Les opérateurs de la construction, management de projet, clé-en-main, ingénierie, architecture, architecture d’intérieur, maîtrise d’œuvre, entreprise générale et de ravalement ITE (isolation thermique par l’extérieur, ndlr), organisme de contrôle et de certification, sociétés d’audit de performance énergétique et de transition environnementale, nous ont missionnés à hauteur de 20 % du total de nos missions, en forte croissance par rapport à l’année précédente. Nous avons recherché pour une dizaine de clients, en régions et en Ile-de-France, des fonctions de développement commercial pour 50 % : postes de chargé d’affaires, responsable bâtiment études de prix, directeur commercial grands comptes, directeur du développement commercial. La seconde moitié de nos missions a été constituée de fonctions d’études et de métré, d’un directeur des moyens industriels d’une institution de la construction, d’un directeur général d’une entreprise de bâtiment acquise par un groupe d’ingénierie environnementale, d’un directeur général de société d’aménagement d’espaces tertiaire et, enfin, d’un directeur d’agence architecture chez un grand architecte.

 

Nouvelle génération et mobilité chez les notaires

Outre ces quatre piliers de notre activité 2020, qui en représentent 93 %, nous avons recherché des notaires associés et salariés, spécialisés en immobilier complexe, constatant une forte évolution dans la profession, la constitution de SELARL (société d’exercice libéral à responsabilité limitée, ndlr) avec des projets entrepreneuriaux, l’émergence d’une nouvelle génération de notaires trentenaires plus « business » et conseil, et une forte accélération de la mobilité depuis trois ans.

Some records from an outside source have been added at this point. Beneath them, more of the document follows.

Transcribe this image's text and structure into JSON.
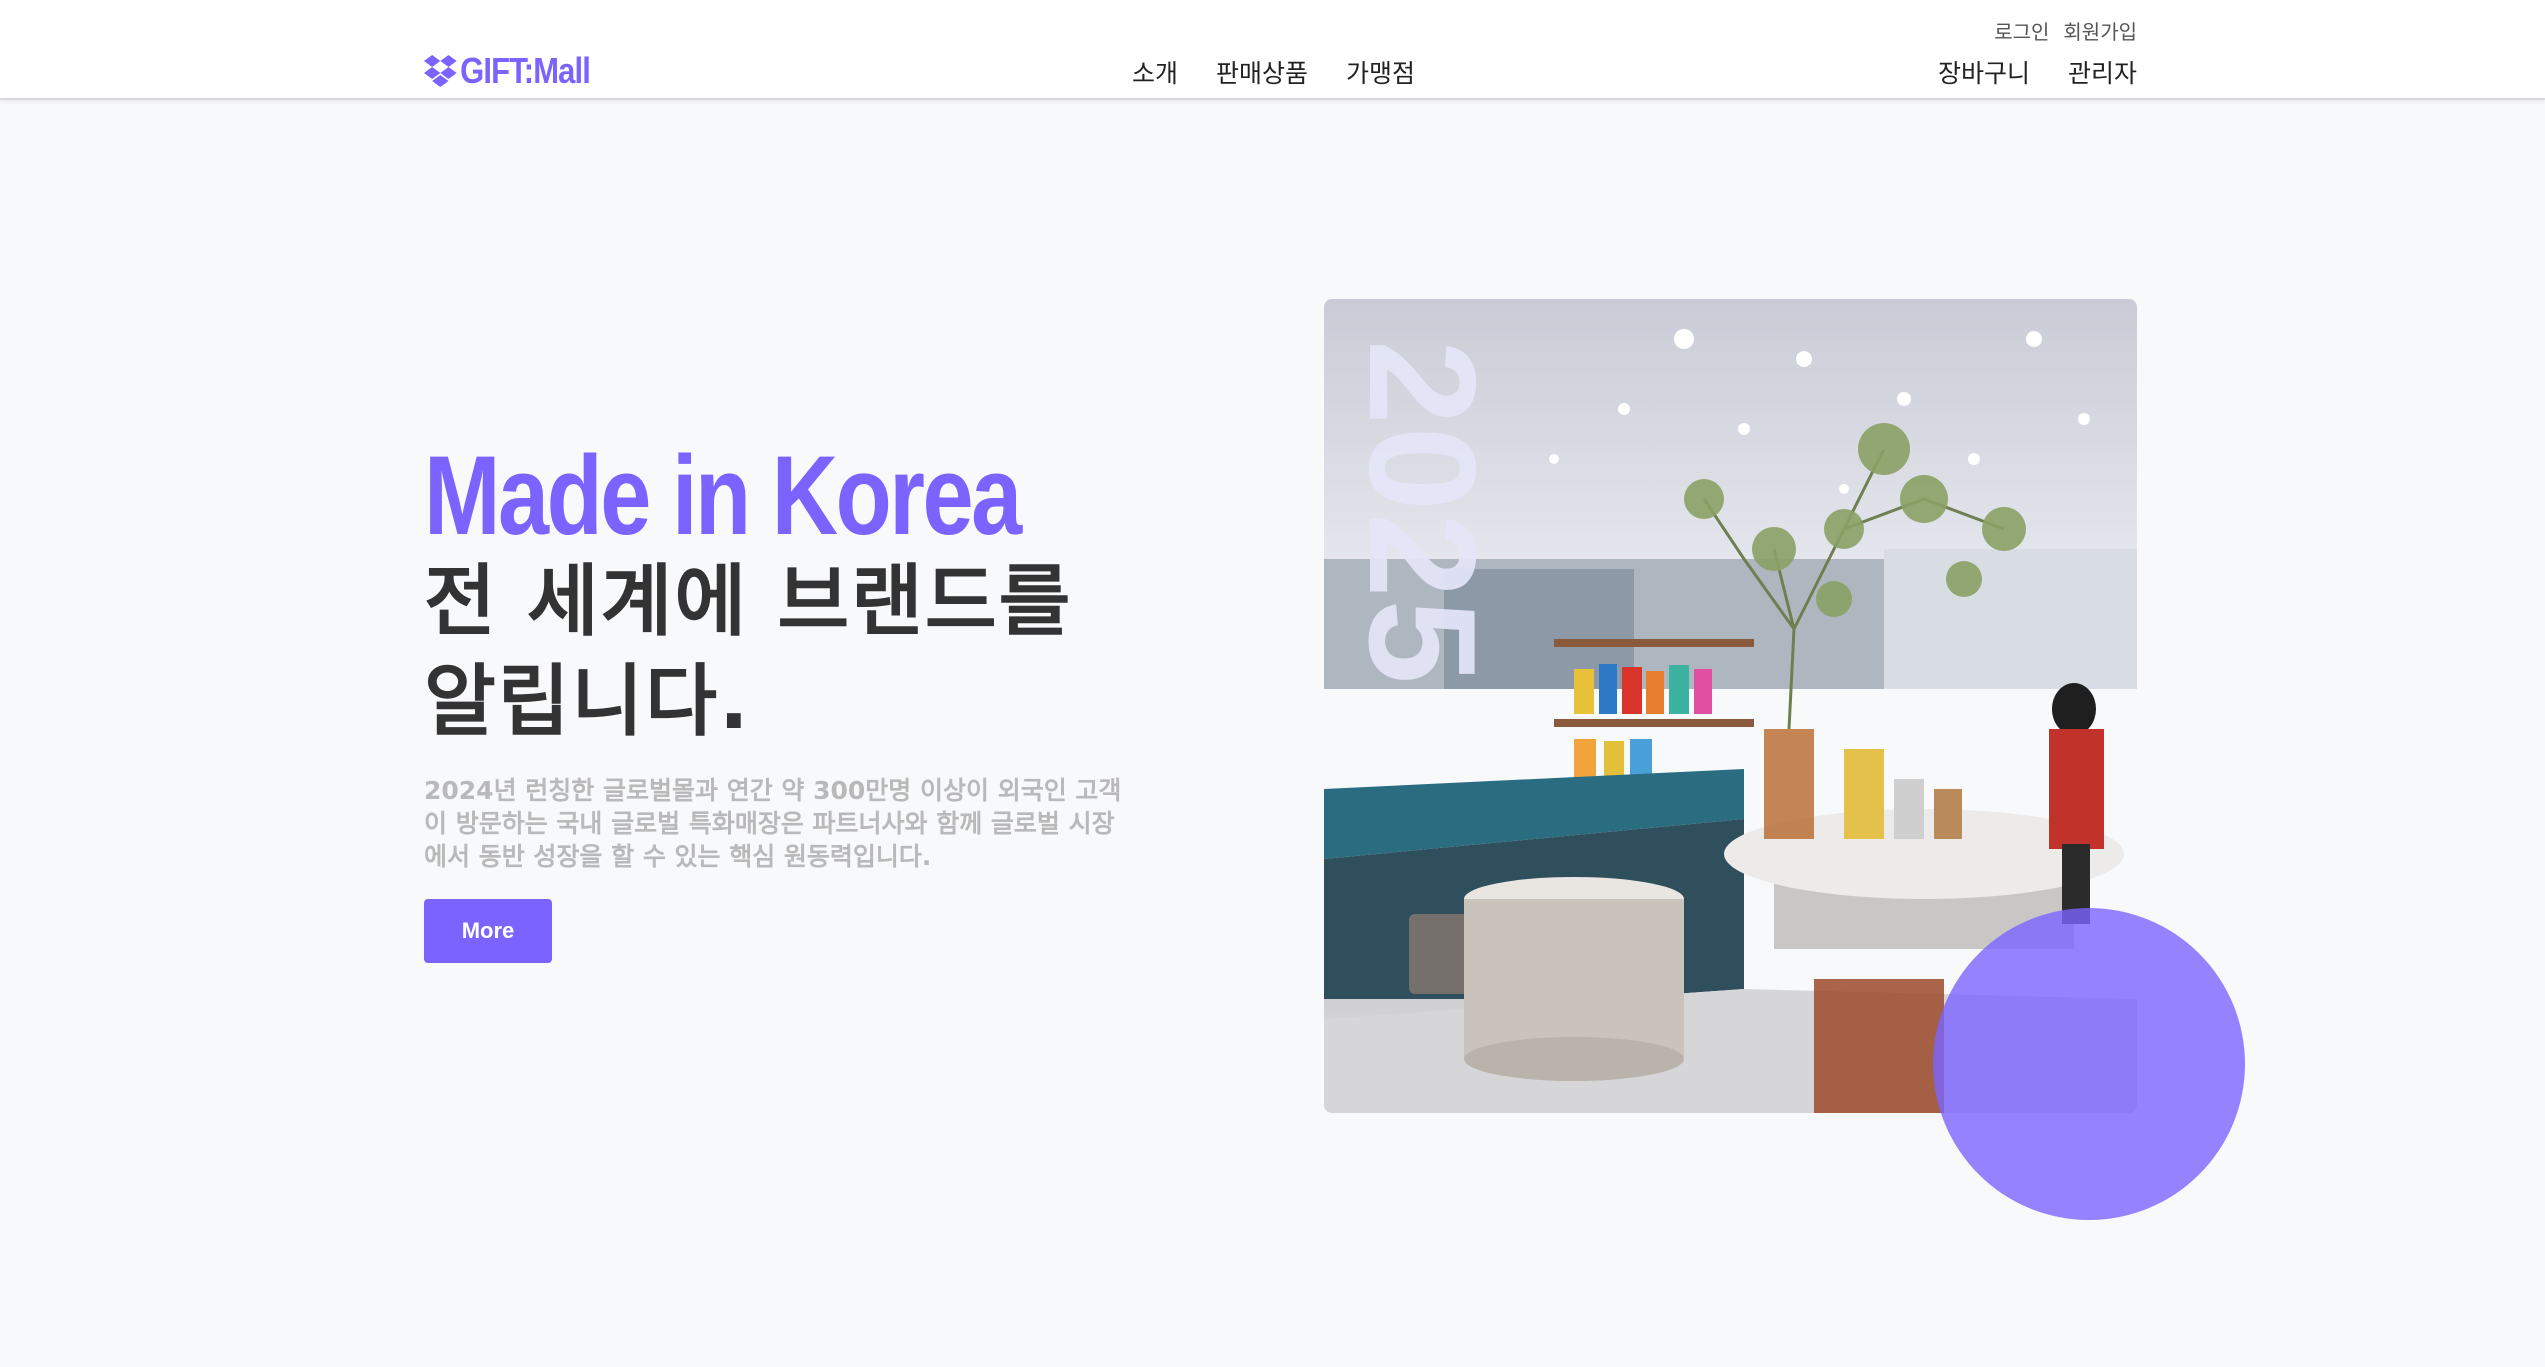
{
  "header": {
    "logo_text": "GIFT:Mall",
    "logo_icon": "dropbox-icon",
    "util_links": [
      "로그인",
      "회원가입"
    ],
    "main_nav": [
      "소개",
      "판매상품",
      "가맹점"
    ],
    "side_nav": [
      "장바구니",
      "관리자"
    ]
  },
  "hero": {
    "title": "Made in Korea",
    "subtitle_line1": "전 세계에 브랜드를",
    "subtitle_line2": "알립니다.",
    "description": "2024년 런칭한 글로벌몰과 연간 약 300만명 이상이 외국인 고객이 방문하는 국내 글로벌 특화매장은 파트너사와 함께 글로벌 시장에서 동반 성장을 할 수 있는 핵심 원동력입니다.",
    "button_label": "More",
    "image_year": "2025"
  },
  "colors": {
    "accent": "#7a63ff",
    "text_dark": "#333333",
    "text_muted": "#b9b9b9",
    "background": "#f8f9fb"
  }
}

Par ailleurs, trois grands utilisateurs nous ont confié la recherche de plusieurs responsables de projet, d’un directeur immobilier et d’un responsable des immeubles d’exploitation.

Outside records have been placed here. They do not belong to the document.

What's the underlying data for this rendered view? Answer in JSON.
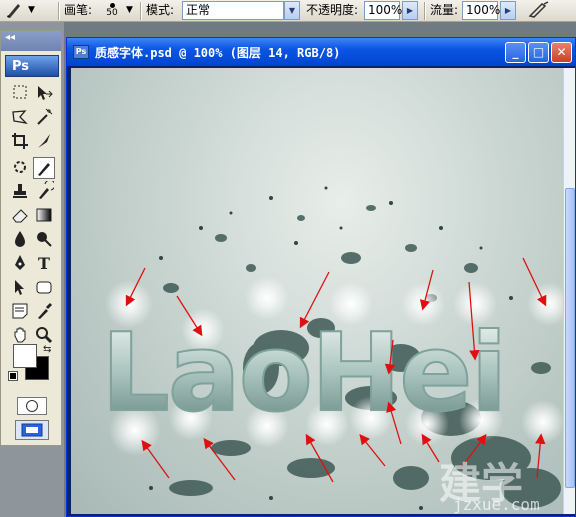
{
  "options_bar": {
    "brush_label": "画笔:",
    "brush_size": "50",
    "mode_label": "模式:",
    "mode_value": "正常",
    "opacity_label": "不透明度:",
    "opacity_value": "100%",
    "flow_label": "流量:",
    "flow_value": "100%"
  },
  "toolbox": {
    "title_glyph": "◂◂",
    "logo": "Ps"
  },
  "document": {
    "title": "质感字体.psd @ 100% (图层 14, RGB/8)",
    "icon_text": "Ps",
    "artwork_text": "LaoHei",
    "watermark_text": "jzxue.com"
  },
  "colors": {
    "title_bar": "#0a55e4",
    "canvas_bg": "#c9d5d1",
    "splatter": "#3f5a55",
    "arrow": "#e01010"
  }
}
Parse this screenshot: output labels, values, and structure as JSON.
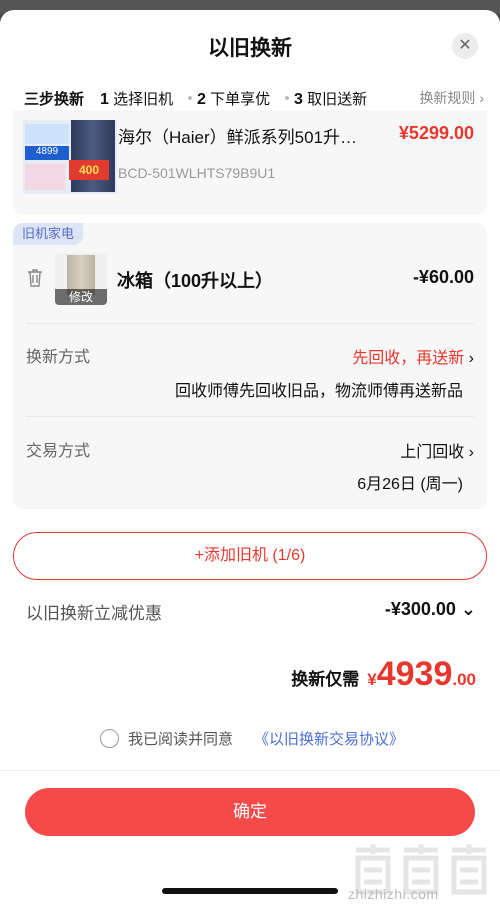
{
  "header": {
    "title": "以旧换新",
    "close_icon": "close-icon"
  },
  "steps": {
    "label": "三步换新",
    "items": [
      {
        "num": "1",
        "label": "选择旧机"
      },
      {
        "num": "2",
        "label": "下单享优"
      },
      {
        "num": "3",
        "label": "取旧送新"
      }
    ],
    "rules_link": "换新规则",
    "rules_icon": "chevron-right-icon"
  },
  "product": {
    "name": "海尔（Haier）鲜派系列501升…",
    "price": "¥5299.00",
    "model": "BCD-501WLHTS79B9U1",
    "image_badge_top": "4899",
    "image_badge_red": "400"
  },
  "old_appliance": {
    "tag": "旧机家电",
    "name": "冰箱（100升以上）",
    "price": "-¥60.00",
    "edit_label": "修改",
    "trash_icon": "trash-icon"
  },
  "exchange_method": {
    "label": "换新方式",
    "value": "先回收，再送新",
    "description": "回收师傅先回收旧品，物流师傅再送新品"
  },
  "trade_method": {
    "label": "交易方式",
    "value": "上门回收",
    "date": "6月26日 (周一)"
  },
  "add_button": "+添加旧机 (1/6)",
  "discount": {
    "label": "以旧换新立减优惠",
    "value": "-¥300.00"
  },
  "total": {
    "label": "换新仅需",
    "currency": "¥",
    "integer": "4939",
    "decimal": ".00"
  },
  "agreement": {
    "text": "我已阅读并同意",
    "link": "《以旧换新交易协议》"
  },
  "confirm_button": "确定",
  "watermark": "zhizhizhi.com",
  "colors": {
    "accent": "#e8382e",
    "confirm_bg": "#f44a4a",
    "link": "#4a6fd8",
    "tag_bg": "#dde4f5"
  }
}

Enfin, nous avons été missionnés par des opérateurs du logement social afin de trouver leur directeur technique patrimoine et un responsable technique maîtrise d’ouvrage. 

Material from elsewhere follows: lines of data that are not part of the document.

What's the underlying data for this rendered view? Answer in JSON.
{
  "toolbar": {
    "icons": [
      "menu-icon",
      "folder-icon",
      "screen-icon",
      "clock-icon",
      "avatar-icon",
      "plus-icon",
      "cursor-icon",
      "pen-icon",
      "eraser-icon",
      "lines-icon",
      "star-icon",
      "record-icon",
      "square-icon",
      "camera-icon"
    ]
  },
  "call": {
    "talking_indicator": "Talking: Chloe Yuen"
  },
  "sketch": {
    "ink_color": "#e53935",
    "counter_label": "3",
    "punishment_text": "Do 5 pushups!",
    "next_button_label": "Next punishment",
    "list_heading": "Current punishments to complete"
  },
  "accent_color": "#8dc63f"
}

Ainsi, bien qu’en retrait de 6 % en terme de chiffre d’affaires signé par rapport à l’année 2019, nous avons fait mieux que « sauver les meubles » en dégageant un EBE (excédent brut d’exploitation, ndlr) de 12 %. Nous accroissons nos fonds propres, c’est une bonne nouvelle à laquelle nous ne nous attendions pas en avril dernier. Mais si nous le constatons, nous devons reconnaître qu’il est plus difficile que jamais de prévoir. Nous sommes toujours dans le brouillard, repoussant chaque mois la probabilité d’une reprise énergique de l’activité, qui se situe désormais, à la prochaine rentrée de septembre.

 

Un début d’année plutôt favorable…

Le début d’année est plutôt favorable même si février se révèle plus attentiste. Les investisseurs arrivent nettement en tête des demandes avec le lancement de six recherches : un directeur asset-management et un directeur investissement chez un grand gestionnaire d’actifs, des postes d’analyste financier, asset-manager technique, directeur de parcs d’activités et industriels, directeur de projet maîtrise d’ouvrage. Dans la promotion, nous sommes missionnées pour la recherche de deux postes de développement en résidentiel dont un directeur en région, d’un responsable programmes en tertiaire et mixte, et, enfin, d’un directeur technique régional. L’expansion est toujours demandée pour deux enseignes commerciale, restauration et prêt-à-porter. Enfin le recrutement dans la construction se poursuit avec la recherche, pour une société d’ingénierie, d’un chef de projet audit technique et d’un directeur business développement.

Les retards accumulés dans les autorisations de construire, la contraction des mises en vente de programmes neufs, l’accroissement des coûts de construction et la chute conséquente des marges de promotion vont, sans doute, toucher les promoteurs très structurés, qui se retrouvent en sureffectif et qui vont devoir gérer la problématique équilibre économique/maintien en poste des équipes compétentes afin de ne pas prendre de retard lors du redémarrage de l’activité, tout particulièrement au niveau des équipes de ventes. Les leaders et majors du conseil et de la transaction locative en bureaux auront la même problématique.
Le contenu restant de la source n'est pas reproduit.